0411 GMT February 20, 2019
The Rhodium Group, an independent research group, said emissions rose 3.4 percent in 2018, the biggest jump since 2010, when the economy bounced back from the Great Recession, Reuters reported.
Rhodium said the boost from the world's second-biggest carbon emitter after China could make it harder for the US to meet reductions targets it set under the Paris Agreement in 2015. To do so, the US would have to cut energy-related carbon emissions by 2.6 percent on average over the next seven years, a pace more than twice that achieved between 2005 and 2017.
"It is certainly feasible, but will likely require a fairly significant change in policy in the very near future, and/or favorable market and technological conditions," the group said.
The spike occurred even though 2018 brought a record number of shutdowns of power plants fired by coal, the fuel richest in carbon output when burned.
Natural gas, which emits about half the carbon of coal, replaced most of the lost coal generation. But it also served the vast majority of load growth for electricity last year, the report said.
The Trump administration, which has announced its intent to leave the 2015 Paris Agreement on climate change, is relaxing Obama-era rules on emissions from power plants and vehicles as it seeks to boost production of oil, gas and coal.
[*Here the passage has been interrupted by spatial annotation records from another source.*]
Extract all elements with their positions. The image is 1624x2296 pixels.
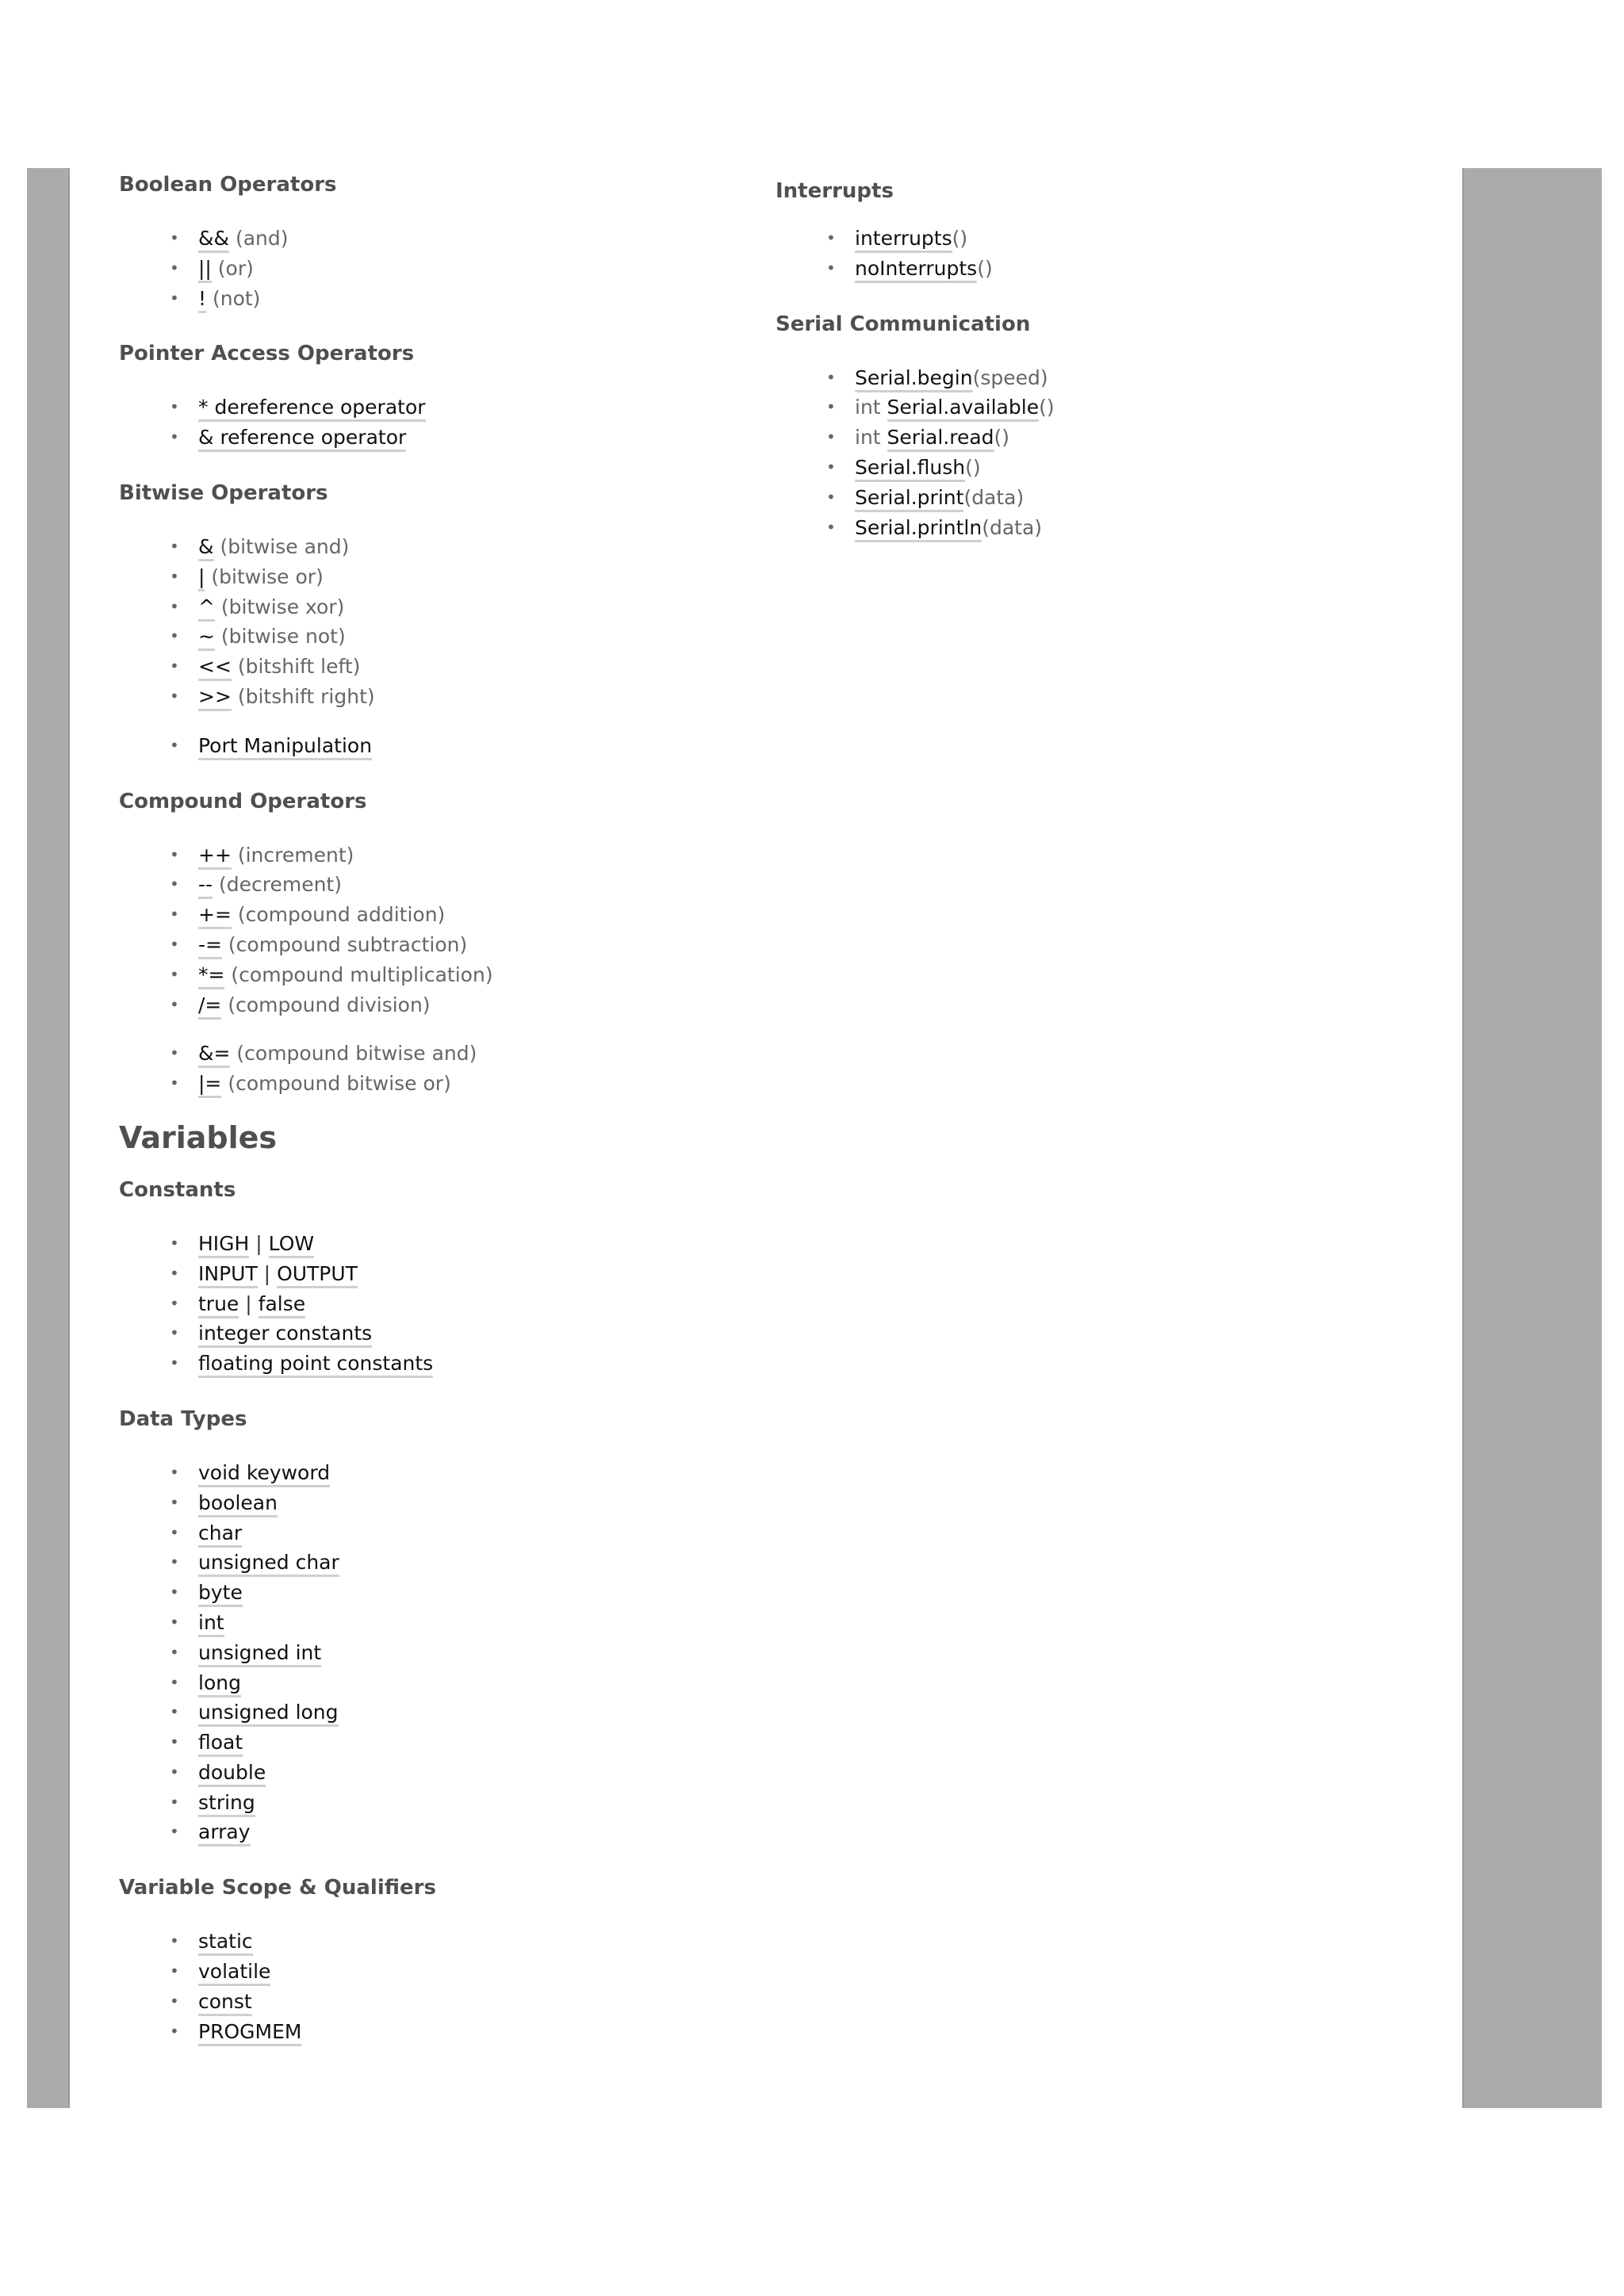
- list-item: [198, 1927, 737, 1957]
- reference-link[interactable]: Serial.begin: [855, 366, 973, 392]
- item-description: (bitshift right): [231, 684, 375, 708]
- list-item: [198, 1229, 737, 1259]
- list-boolean-operators: [119, 224, 737, 313]
- list-item: [198, 960, 737, 990]
- list-item: [198, 254, 737, 284]
- reference-link[interactable]: & reference operator: [198, 426, 406, 452]
- item-description: (bitwise xor): [214, 595, 345, 618]
- list-item: [198, 1957, 737, 1987]
- reference-link[interactable]: const: [198, 1990, 252, 2016]
- list-item: [198, 1349, 737, 1379]
- item-description: (): [965, 455, 981, 479]
- list-item: [198, 1488, 737, 1518]
- reference-link[interactable]: &&: [198, 227, 229, 253]
- reference-link[interactable]: * dereference operator: [198, 396, 426, 422]
- reference-link[interactable]: *=: [198, 963, 224, 989]
- list-item: [198, 1318, 737, 1349]
- list-item: [198, 1548, 737, 1578]
- separator: |: [249, 1231, 269, 1255]
- item-description: (): [1039, 396, 1055, 419]
- list-item: [198, 532, 737, 562]
- left-column: [119, 168, 737, 2046]
- list-bitwise-operators: [119, 532, 737, 712]
- list-item: [198, 1578, 737, 1608]
- reference-link[interactable]: volatile: [198, 1960, 270, 1986]
- heading-constants: Constants: [119, 1177, 236, 1202]
- reference-link[interactable]: byte: [198, 1581, 243, 1607]
- reference-link[interactable]: double: [198, 1761, 266, 1787]
- reference-link[interactable]: ^: [198, 595, 215, 622]
- item-description: (and): [229, 227, 289, 250]
- reference-link[interactable]: PROGMEM: [198, 2020, 301, 2046]
- list-item: [198, 1069, 737, 1099]
- list-item: [198, 392, 737, 423]
- list-interrupts: [776, 224, 1394, 284]
- heading-bitwise-operators: Bitwise Operators: [119, 480, 328, 505]
- item-description: (bitwise and): [213, 534, 350, 558]
- list-item: [198, 930, 737, 960]
- heading-compound-operators: Compound Operators: [119, 789, 367, 813]
- reference-link[interactable]: OUTPUT: [277, 1262, 358, 1288]
- reference-link[interactable]: array: [198, 1820, 251, 1846]
- reference-link[interactable]: static: [198, 1930, 253, 1956]
- reference-link[interactable]: Port Manipulation: [198, 734, 372, 760]
- reference-link[interactable]: unsigned int: [198, 1641, 321, 1667]
- heading-pointer-access-operators: Pointer Access Operators: [119, 342, 415, 366]
- list-item: [198, 1518, 737, 1548]
- list-item: [855, 363, 1394, 393]
- list-serial-communication: [776, 363, 1394, 543]
- reference-link[interactable]: Serial.print: [855, 486, 963, 512]
- item-description: (compound bitwise and): [230, 1042, 477, 1066]
- list-item: [198, 1788, 737, 1818]
- separator: |: [257, 1261, 278, 1285]
- reference-link[interactable]: LOW: [269, 1232, 314, 1258]
- list-item: [855, 224, 1394, 254]
- list-item: [198, 1987, 737, 2017]
- list-item: [198, 682, 737, 712]
- item-description: (bitshift left): [231, 655, 361, 679]
- list-pointer-operators: [119, 392, 737, 453]
- list-item: [855, 254, 1394, 284]
- list-item: [198, 562, 737, 592]
- reference-link[interactable]: /=: [198, 993, 221, 1020]
- list-item: [198, 840, 737, 871]
- item-description: (speed): [972, 365, 1048, 389]
- reference-link[interactable]: Serial.flush: [855, 456, 965, 482]
- list-item: [855, 392, 1394, 423]
- item-description: (compound multiplication): [224, 962, 493, 986]
- list-item: [198, 652, 737, 682]
- reference-link[interactable]: >>: [198, 685, 232, 711]
- left-margin-bar: [27, 168, 70, 2108]
- list-item: [198, 224, 737, 254]
- list-item: [198, 1668, 737, 1698]
- list-item: [198, 622, 737, 652]
- list-constants: [119, 1229, 737, 1379]
- reference-link[interactable]: true: [198, 1292, 239, 1318]
- section-title-variables: Variables: [119, 1119, 277, 1155]
- reference-link[interactable]: boolean: [198, 1491, 278, 1517]
- reference-link[interactable]: INPUT: [198, 1262, 258, 1288]
- item-description: (): [994, 426, 1010, 450]
- list-item: [198, 1259, 737, 1289]
- reference-link[interactable]: &: [198, 535, 214, 561]
- reference-link[interactable]: Serial.println: [855, 516, 982, 542]
- reference-link[interactable]: integer constants: [198, 1322, 372, 1348]
- reference-link[interactable]: unsigned char: [198, 1551, 339, 1577]
- reference-link[interactable]: float: [198, 1731, 243, 1757]
- reference-link[interactable]: ||: [198, 257, 212, 283]
- right-column: [776, 168, 1394, 542]
- reference-link[interactable]: int: [198, 1611, 224, 1637]
- reference-link[interactable]: long: [198, 1671, 241, 1697]
- list-item: [198, 990, 737, 1020]
- list-item: [198, 423, 737, 453]
- reference-link[interactable]: -=: [198, 933, 222, 959]
- list-item: [855, 453, 1394, 483]
- list-item: [198, 1817, 737, 1847]
- heading-interrupts: Interrupts: [776, 179, 894, 203]
- item-description: (not): [206, 286, 261, 310]
- list-item: [198, 1458, 737, 1488]
- item-description: (increment): [231, 843, 354, 867]
- reference-link[interactable]: <<: [198, 655, 232, 681]
- list-item: [198, 592, 737, 622]
- list-item: [855, 483, 1394, 513]
- list-item: [198, 1289, 737, 1319]
- item-description: (bitwise or): [205, 564, 324, 588]
- reference-link[interactable]: ~: [198, 625, 215, 651]
- separator: |: [239, 1292, 259, 1315]
- list-item: [198, 870, 737, 900]
- item-description: (compound bitwise or): [221, 1072, 451, 1096]
- item-description: (decrement): [213, 873, 342, 897]
- list-item: [198, 1638, 737, 1668]
- reference-link[interactable]: void keyword: [198, 1461, 330, 1487]
- item-description: (compound division): [221, 993, 431, 1016]
- list-item: [855, 513, 1394, 543]
- item-description: (compound addition): [231, 903, 446, 927]
- list-item: [198, 900, 737, 930]
- reference-link[interactable]: noInterrupts: [855, 257, 977, 283]
- reference-link[interactable]: ++: [198, 844, 232, 870]
- list-item: [855, 423, 1394, 453]
- heading-boolean-operators: Boolean Operators: [119, 173, 337, 197]
- list-bitwise-extra: [119, 731, 737, 761]
- item-description: (bitwise not): [214, 625, 346, 649]
- reference-link[interactable]: Serial.available: [887, 396, 1040, 422]
- reference-link[interactable]: HIGH: [198, 1232, 249, 1258]
- list-item: [198, 1697, 737, 1728]
- item-description: (): [977, 256, 993, 280]
- right-margin-bar: [1462, 168, 1602, 2108]
- reference-link[interactable]: floating point constants: [198, 1352, 433, 1378]
- list-item: [198, 1608, 737, 1638]
- list-item: [198, 1039, 737, 1069]
- reference-link[interactable]: char: [198, 1521, 242, 1548]
- type-prefix: int: [855, 426, 887, 450]
- heading-data-types: Data Types: [119, 1406, 247, 1431]
- reference-link[interactable]: |=: [198, 1072, 221, 1098]
- reference-link[interactable]: --: [198, 873, 213, 899]
- reference-link[interactable]: unsigned long: [198, 1701, 339, 1727]
- reference-link[interactable]: interrupts: [855, 227, 952, 253]
- item-description: (): [952, 227, 968, 250]
- list-data-types: [119, 1458, 737, 1847]
- reference-link[interactable]: Serial.read: [887, 426, 994, 452]
- reference-link[interactable]: +=: [198, 903, 232, 929]
- list-compound-operators: [119, 840, 737, 1020]
- list-item: [198, 731, 737, 761]
- list-compound-extra: [119, 1039, 737, 1099]
- item-description: (data): [982, 515, 1043, 539]
- list-item: [198, 1758, 737, 1788]
- list-item: [198, 1728, 737, 1758]
- list-item: [198, 284, 737, 314]
- reference-link[interactable]: string: [198, 1791, 255, 1817]
- reference-link[interactable]: !: [198, 287, 206, 313]
- heading-variable-scope: Variable Scope & Qualifiers: [119, 1876, 436, 1900]
- item-description: (or): [211, 256, 254, 280]
- item-description: (data): [963, 485, 1025, 509]
- heading-serial-communication: Serial Communication: [776, 312, 1031, 336]
- list-item: [198, 2017, 737, 2047]
- reference-link[interactable]: &=: [198, 1042, 230, 1068]
- reference-link[interactable]: |: [198, 565, 205, 591]
- type-prefix: int: [855, 396, 887, 419]
- reference-link[interactable]: false: [259, 1292, 305, 1318]
- list-variable-scope: [119, 1927, 737, 2046]
- item-description: (compound subtraction): [221, 932, 468, 956]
The earliest the administration can leave the accord is after the 2020 presidential election.
The US Environmental Protection Agency did not respond to questions about the Rhodium report, saying it would only answer queries related to the partial federal government shutdown or about environmental emergencies.
Trump administration officials have said that emissions can waiver from year to year depending on the economy, but that the country can both cut emissions and enjoy a strong economy at the same time.
Environmentalists say the Trump administration needs to speed up the transition from natural gas to renewables such as wind and solar power and energy storage.
"Coal's sharp-dressed cousin is continuing us on a path to irreparable and costly climate damage," said Greg Cunningham, who works on clean energy and climate at the Conservation Law Foundation.
"It is imperative that we shift our clean energy transition into high gear and accelerate our clean car standards to reverse this trend."
The American Petroleum Institute (API), the top lobbying organization for the US oil and gas industry, said it does not take a position on forming a carbon tax, which some environmentalists, politicians in both parties and petroleum companies say would harness the power of capitalism to reduce emissions. The API backs voluntary efforts to reduce emissions.
Mike Sommers, the head of API, told reporters in a conference call that the US can boost oil and gas and cut emissions at the same time.